Kradzieże rowerów to jedne z częstszych przestępstw popełnianych na miejskich osiedlach. Często nie zdajemy sobie sprawy, że tego typu środki transportu padają nierzadko łupem złodziei, rower elektryczny, o którym mowa w artykule, to koszt bagatela 6000 zł. Dlatego kiedy tylko możemy powinniśmy go zabezpieczyć nie tylko, gdy wchodzimy do sklepu, czy na pocztę, ale i w okolicach naszego domu.
Przekonał się o tym właściciel roweru, który został skradziony. Na szczęście dla niego złodzieja udało się schwytać dzielnicowemu z Komisariatu Policji VI w Katowicach. „Spotkali się” w samym centrum miasta. Mundurowy wiedział, kogo szuka, bo przed wyjściem na ulice oglądał nagrania z monitoringu, który zarejestrował kradzież jednośladu z klatki schodowej. W końcu udało się i na żywo rozpoznać 38-latka. Ten był bardzo zaskoczony, do tego okazało się, że jechał innym skradzionym rowerem – o wartości aż 6000 zł. Wcześniejsze fanty warte były łącznie 4200 zł. Tamte jednak sprzedał, oczywiście o wiele taniej.

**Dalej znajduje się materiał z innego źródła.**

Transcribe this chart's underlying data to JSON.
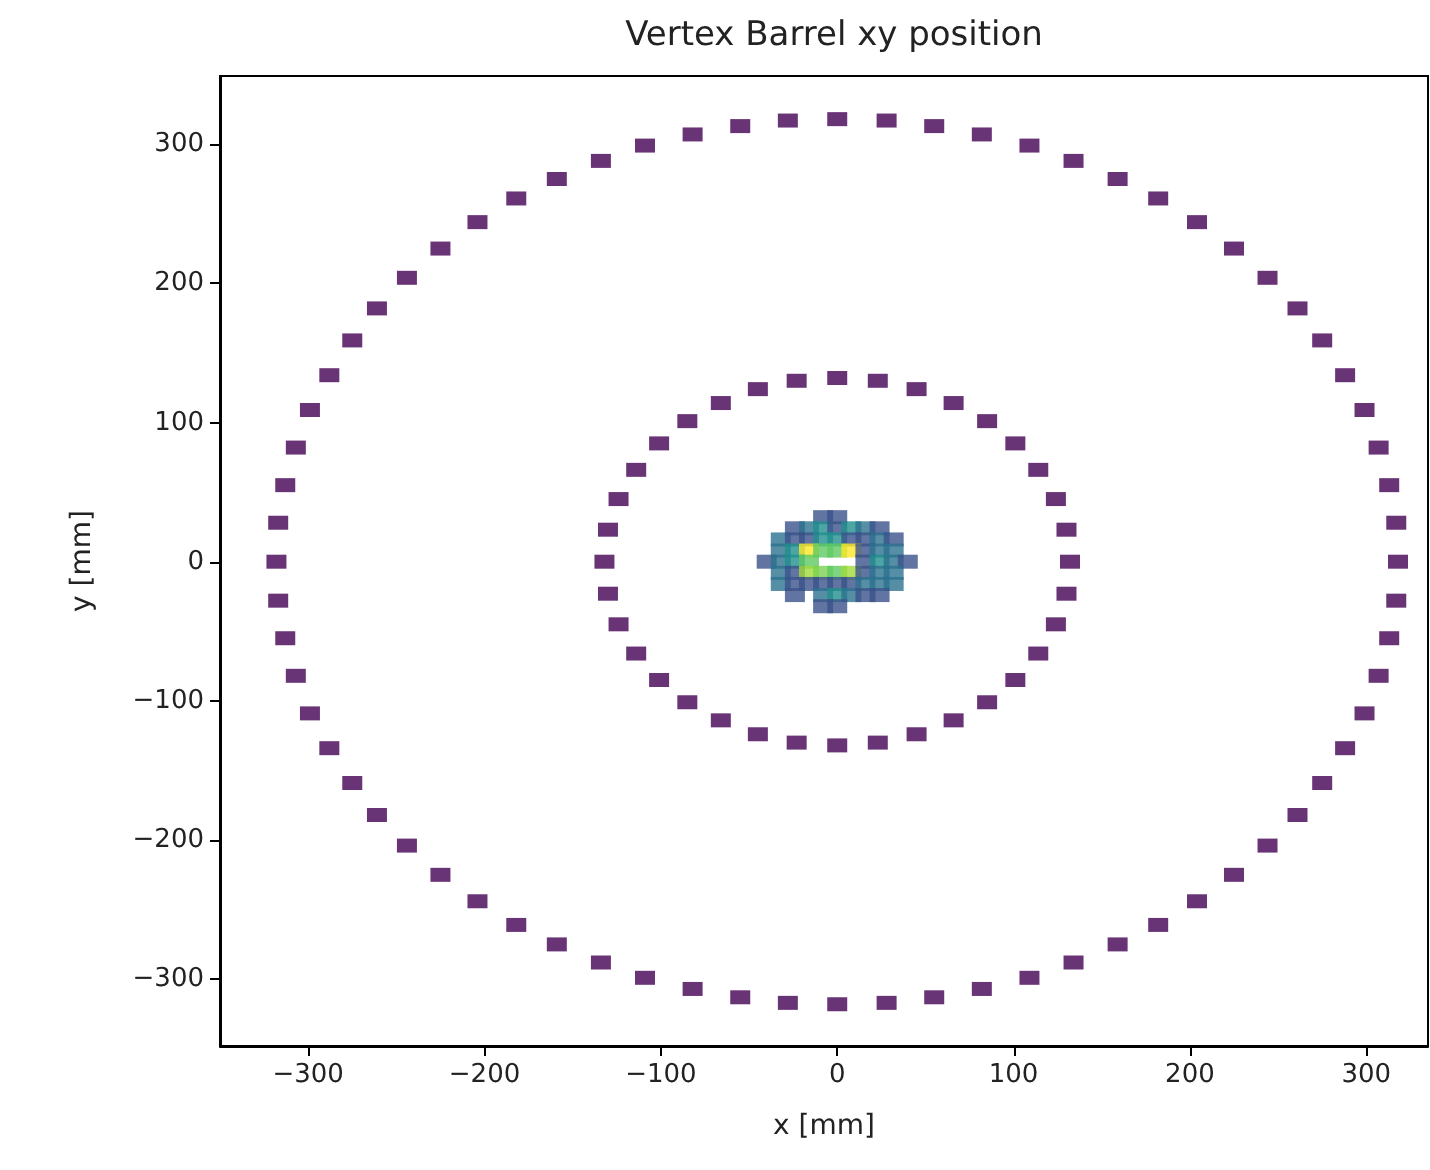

Podejrzany od razu przyznał się do winy i wskazał miejsce, gdzie obydwa jednoślady stały. Za kradzieże przedmiotów grozi mężczyźnie aż do 5 lat pozbawienia wolności.
Policjanci przypominają – kradzieże rowerów należy zgłaszać, najlepiej z kartą gwarancyjną roweru, numerem jego ramy i opisem bądź zdjęciem pojazdu!